Rasanya tak ada habis-habisnya cerita tentang keelokan dan pesona Bali. Itulah yang saya dan teman-teman Patun Sekkau beserta keluarga rasakan tatkala menikmati liburan di pulau dewata itu akhir tahun lalu. Tepatnya tanggal 19-21 Desember 2008. Ini liburan special karena merupakan “perintah” dan sekaligus “kebaikan hati” Kasau Marsekal Subandriyo.

Dibilang perintah karena untuk berlibur pun tentara memerlukan perintah, karena filosofinya untuk hal apapun harus ”bergerak atas perintah”. Lalu soal ”kebaikan hati”, ya jelas, karena perintahnya menyenangkan, atau membuat hati pihak yang diperintah menjadi senang. Jarang-jarang lho yang seperti itu. Biasanya perintah atasan ”menjengkelkan”, tapi karena Sapta Marga ya harus dilaksanakan.

Kembali ke pesona Bali. Pertama-tama kami mengunjungi monumen Garuda Wisnu Kencana (GWK). Meski belum beres pengerjaannya, patung raksasa kreasi pematung top Bali Nyoman Nuarte ini sunggung elok dan menakjubkan. Lalu kami menuju Pantai Kuta. Tak terlalu istimewa memang, selain karena pemandangan turis ”udo” tetap tersaji dengan gamblangnya, juga karena pembangunan aneka bangunan yang semakin menambah semrawutnya suasana. Untungnya, pesona sunset masih cukup menggoda untuk tetap bertahan di pantai ini. Malamnya free program.

Keesokan harinya dilanjutkan dengan mengunjungi Istana Tampaksiring, sebuah karya elok hasil ide dan kreasi Bung Karno sang presiden pertama Republik ini. Meski hanya menikmati halaman luar dan taman-tamannya yang elok, kami cukup puas meski diguyur gerimis yang nakal membasahi diri.

Lalu perjalananan dilanjutkan ke ke Pasar Sukowati. Ini pasar seni untuk menguji kepandaian kita menawar harga barang yang dijual. Ternyata nawar separo dari harga yang ditawarkan penjual (sebagaimana lazimnya) termasuk langkah yang tak elok, yang benar tawarlah harga di sana di bawah sepertiga harga yang ditawarkan! Ga usah malu daripada nyesel setelah itu.

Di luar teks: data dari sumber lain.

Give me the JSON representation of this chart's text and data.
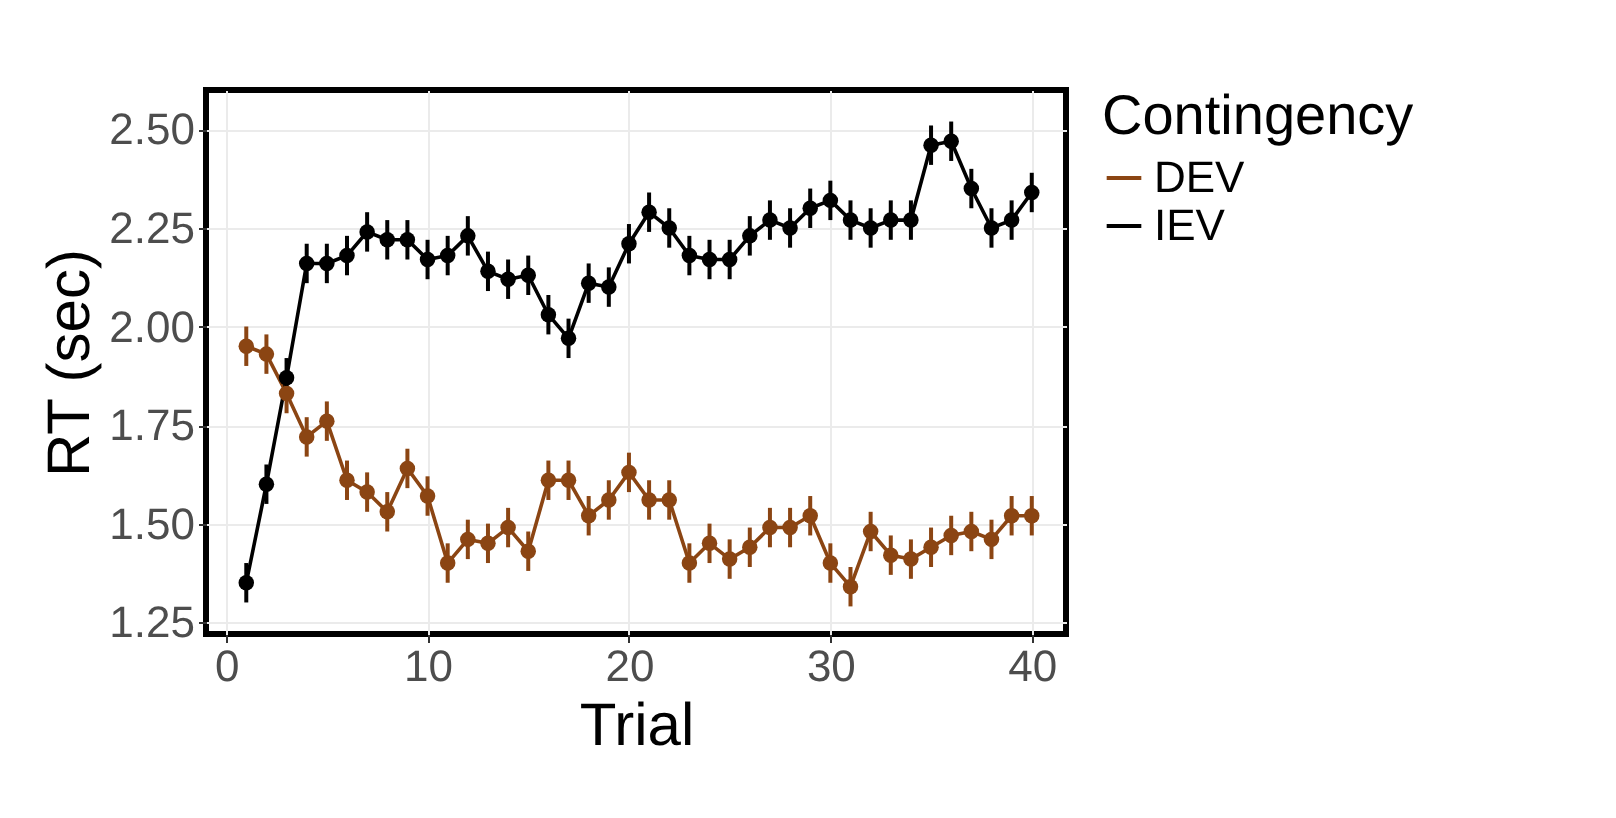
{
  "chart_data": {
    "type": "line",
    "xlabel": "Trial",
    "ylabel": "RT (sec)",
    "legend_title": "Contingency",
    "x": [
      1,
      2,
      3,
      4,
      5,
      6,
      7,
      8,
      9,
      10,
      11,
      12,
      13,
      14,
      15,
      16,
      17,
      18,
      19,
      20,
      21,
      22,
      23,
      24,
      25,
      26,
      27,
      28,
      29,
      30,
      31,
      32,
      33,
      34,
      35,
      36,
      37,
      38,
      39,
      40
    ],
    "series": [
      {
        "name": "DEV",
        "color": "#8b4513",
        "values": [
          1.95,
          1.93,
          1.83,
          1.72,
          1.76,
          1.61,
          1.58,
          1.53,
          1.64,
          1.57,
          1.4,
          1.46,
          1.45,
          1.49,
          1.43,
          1.61,
          1.61,
          1.52,
          1.56,
          1.63,
          1.56,
          1.56,
          1.4,
          1.45,
          1.41,
          1.44,
          1.49,
          1.49,
          1.52,
          1.4,
          1.34,
          1.48,
          1.42,
          1.41,
          1.44,
          1.47,
          1.48,
          1.46,
          1.52,
          1.52
        ],
        "errors": [
          0.05,
          0.05,
          0.05,
          0.05,
          0.05,
          0.05,
          0.05,
          0.05,
          0.05,
          0.05,
          0.05,
          0.05,
          0.05,
          0.05,
          0.05,
          0.05,
          0.05,
          0.05,
          0.05,
          0.05,
          0.05,
          0.05,
          0.05,
          0.05,
          0.05,
          0.05,
          0.05,
          0.05,
          0.05,
          0.05,
          0.05,
          0.05,
          0.05,
          0.05,
          0.05,
          0.05,
          0.05,
          0.05,
          0.05,
          0.05
        ]
      },
      {
        "name": "IEV",
        "color": "#000000",
        "values": [
          1.35,
          1.6,
          1.87,
          2.16,
          2.16,
          2.18,
          2.24,
          2.22,
          2.22,
          2.17,
          2.18,
          2.23,
          2.14,
          2.12,
          2.13,
          2.03,
          1.97,
          2.11,
          2.1,
          2.21,
          2.29,
          2.25,
          2.18,
          2.17,
          2.17,
          2.23,
          2.27,
          2.25,
          2.3,
          2.32,
          2.27,
          2.25,
          2.27,
          2.27,
          2.46,
          2.47,
          2.35,
          2.25,
          2.27,
          2.34
        ],
        "errors": [
          0.05,
          0.05,
          0.05,
          0.05,
          0.05,
          0.05,
          0.05,
          0.05,
          0.05,
          0.05,
          0.05,
          0.05,
          0.05,
          0.05,
          0.05,
          0.05,
          0.05,
          0.05,
          0.05,
          0.05,
          0.05,
          0.05,
          0.05,
          0.05,
          0.05,
          0.05,
          0.05,
          0.05,
          0.05,
          0.05,
          0.05,
          0.05,
          0.05,
          0.05,
          0.05,
          0.05,
          0.05,
          0.05,
          0.05,
          0.05
        ]
      }
    ],
    "xlim": [
      -1,
      41.7
    ],
    "xticks": [
      0,
      10,
      20,
      30,
      40
    ],
    "ylim": [
      1.22,
      2.6
    ],
    "yticks": [
      {
        "value": 1.25,
        "label": "1.25"
      },
      {
        "value": 1.5,
        "label": "1.50"
      },
      {
        "value": 1.75,
        "label": "1.75"
      },
      {
        "value": 2.0,
        "label": "2.00"
      },
      {
        "value": 2.25,
        "label": "2.25"
      },
      {
        "value": 2.5,
        "label": "2.50"
      }
    ],
    "grid": true,
    "legend": "right",
    "marker": "circle",
    "line_style": "solid"
  }
}
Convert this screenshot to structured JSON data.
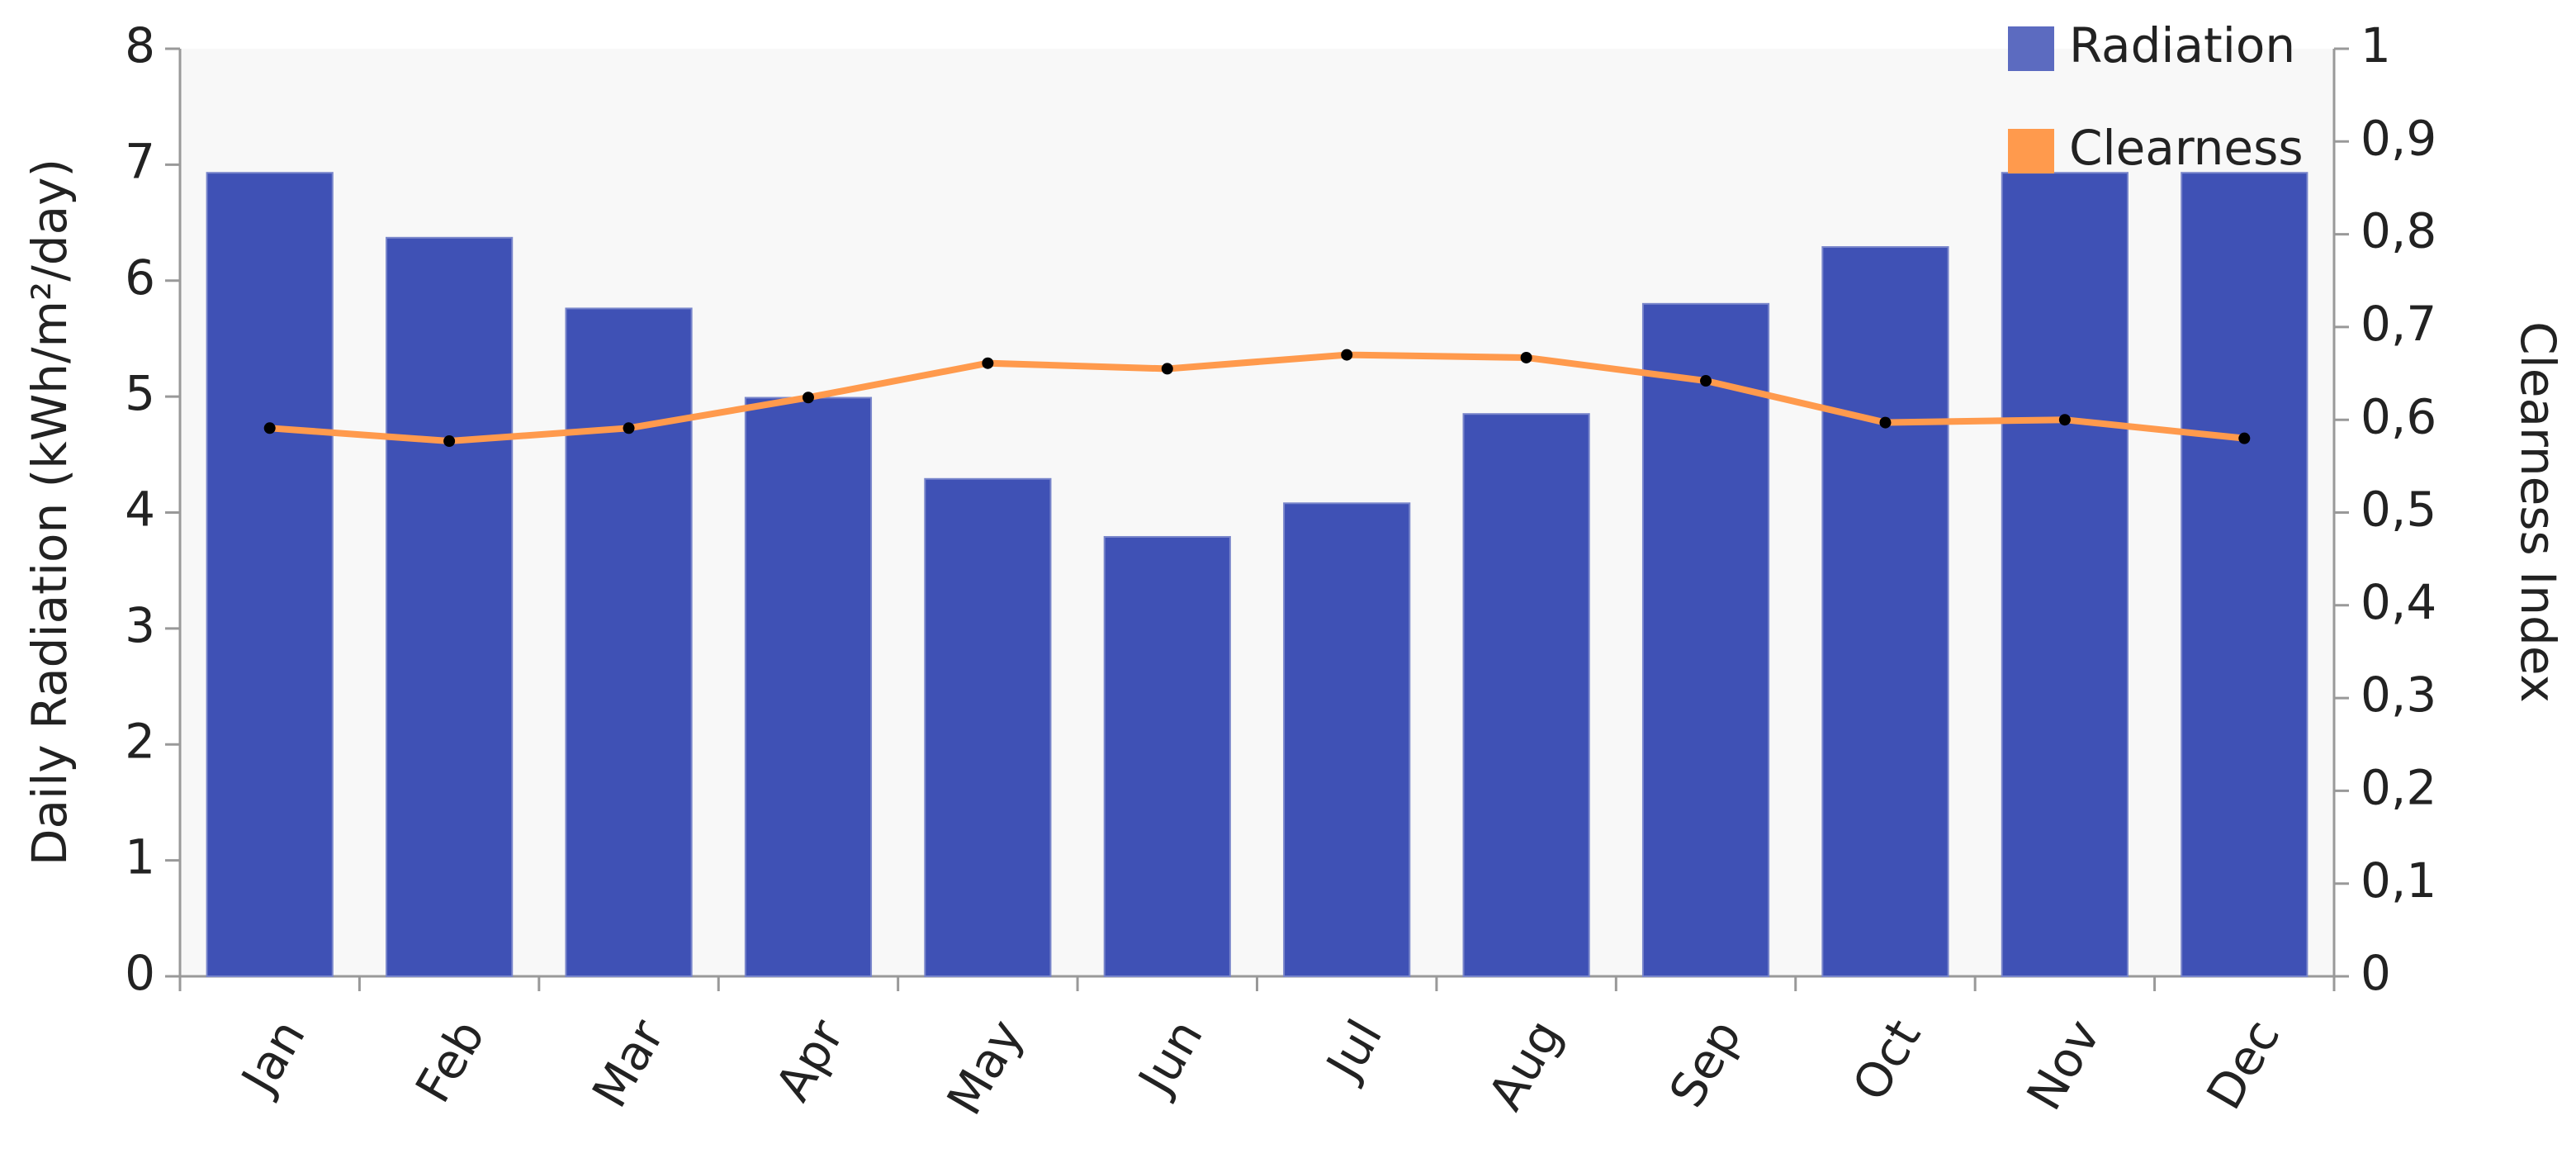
{
  "chart_data": {
    "type": "bar",
    "y_label": "Daily Radiation (kWh/m²/day)",
    "y2_label": "Clearness Index",
    "categories": [
      "Jan",
      "Feb",
      "Mar",
      "Apr",
      "May",
      "Jun",
      "Jul",
      "Aug",
      "Sep",
      "Oct",
      "Nov",
      "Dec"
    ],
    "series": [
      {
        "name": "Radiation",
        "type": "bar",
        "color": "#3f51b5",
        "values": [
          6.93,
          6.37,
          5.76,
          4.99,
          4.29,
          3.79,
          4.08,
          4.85,
          5.8,
          6.29,
          6.93,
          6.93
        ]
      },
      {
        "name": "Clearness",
        "type": "line",
        "axis": "y2",
        "color": "#ff9a4d",
        "values": [
          0.591,
          0.577,
          0.591,
          0.624,
          0.661,
          0.655,
          0.67,
          0.667,
          0.642,
          0.597,
          0.6,
          0.58
        ]
      }
    ],
    "ylim": [
      0,
      8
    ],
    "yticks": [
      0,
      1,
      2,
      3,
      4,
      5,
      6,
      7,
      8
    ],
    "y2lim": [
      0,
      1
    ],
    "y2ticks": [
      0,
      {
        "value": 0.1,
        "label": "0,1"
      },
      {
        "value": 0.2,
        "label": "0,2"
      },
      {
        "value": 0.3,
        "label": "0,3"
      },
      {
        "value": 0.4,
        "label": "0,4"
      },
      {
        "value": 0.5,
        "label": "0,5"
      },
      {
        "value": 0.6,
        "label": "0,6"
      },
      {
        "value": 0.7,
        "label": "0,7"
      },
      {
        "value": 0.8,
        "label": "0,8"
      },
      {
        "value": 0.9,
        "label": "0,9"
      },
      1
    ],
    "legend": "top-right"
  }
}
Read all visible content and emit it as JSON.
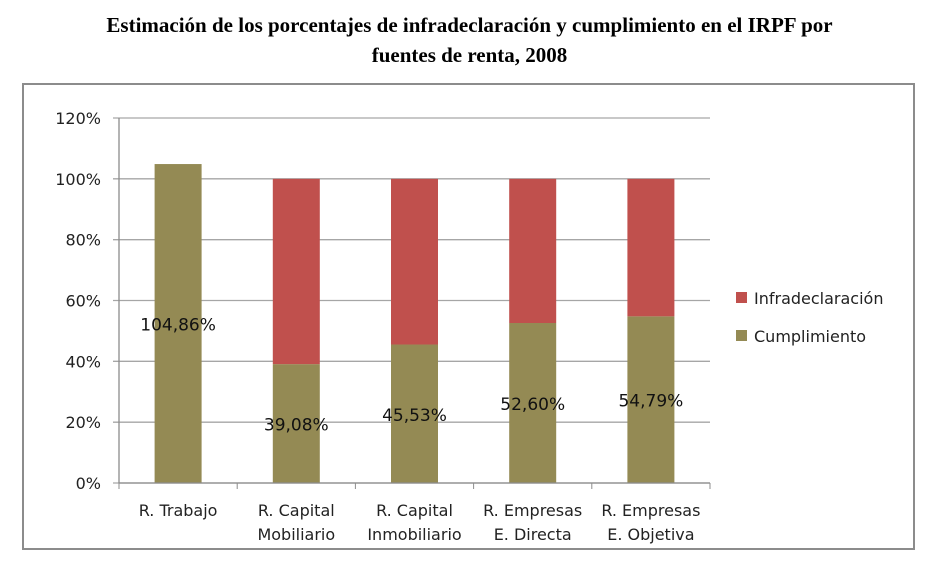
{
  "chart_data": {
    "type": "bar",
    "stacked": true,
    "title": "Estimación de los porcentajes de infradeclaración y cumplimiento en el IRPF por fuentes de renta, 2008",
    "title_lines": [
      "Estimación de los porcentajes de infradeclaración y cumplimiento en el IRPF por",
      "fuentes de renta, 2008"
    ],
    "categories": [
      [
        "R. Trabajo"
      ],
      [
        "R. Capital",
        "Mobiliario"
      ],
      [
        "R. Capital",
        "Inmobiliario"
      ],
      [
        "R. Empresas",
        "E. Directa"
      ],
      [
        "R. Empresas",
        "E. Objetiva"
      ]
    ],
    "series": [
      {
        "name": "Cumplimiento",
        "color": "#948A54",
        "values": [
          104.86,
          39.08,
          45.53,
          52.6,
          54.79
        ],
        "labels": [
          "104,86%",
          "39,08%",
          "45,53%",
          "52,60%",
          "54,79%"
        ]
      },
      {
        "name": "Infradeclaración",
        "color": "#C0504D",
        "values": [
          0,
          60.92,
          54.47,
          47.4,
          45.21
        ]
      }
    ],
    "legend_order": [
      "Infradeclaración",
      "Cumplimiento"
    ],
    "legend_position": "right",
    "ylim": [
      0,
      120
    ],
    "yticks": [
      0,
      20,
      40,
      60,
      80,
      100,
      120
    ],
    "ytick_labels": [
      "0%",
      "20%",
      "40%",
      "60%",
      "80%",
      "100%",
      "120%"
    ],
    "grid": true
  }
}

Dan gong pamungkas mengunjungi tujuan wisata ”wajib”: Tanah Lot. Sayang sore itu air laut sedang pasang, sehingga tak bisa menaiki pulau karang tempat Pura Kuno Tanah Lot berdiri dengan agungnya. Tak bisa dipungkiri, setuju atau tidak, suka atau tidak, Bali memang identik dengan pariwisata sebagai industri, termasuk budayanya. Maka, jangan kaget jika ada seekor ular kecil yang diberi nama ”ULAR SUCI” sehingga untuk melihatnya pun kita harus merogoh kocek – meski tak mahal – seribu perak. Setelah melongok, walah, ya Cuma ular kecil belang-belang mlungker di ceruk bebatuan seperti goa di pinggir pantai Tanah Lot. Malamnya kami dinner di Pantai Jimbaran. Very delicious, of course, but so expensive!

Yang pasti, tujuan perintah Kasau tercapai: berlibur, atau nama kerennya ”REKREASI” benar-benar membuat badan fresh dan kelak kembali ke kantor bisa berkreasi lagi (re-creation).***

2 komentar:

Ayumi Galuh mengatakan...

Tanah Lot memang memukau...
http://www.tanahlot.net

smart institute mengatakan...

yes! anda yang orang Bali aja bilang memukau, apalagi saya dan orang lain dari luar Bali, wow, super memukau! tanks komentarnya, dan saya ingin masukan banyak dari anda tentang blog saya ini.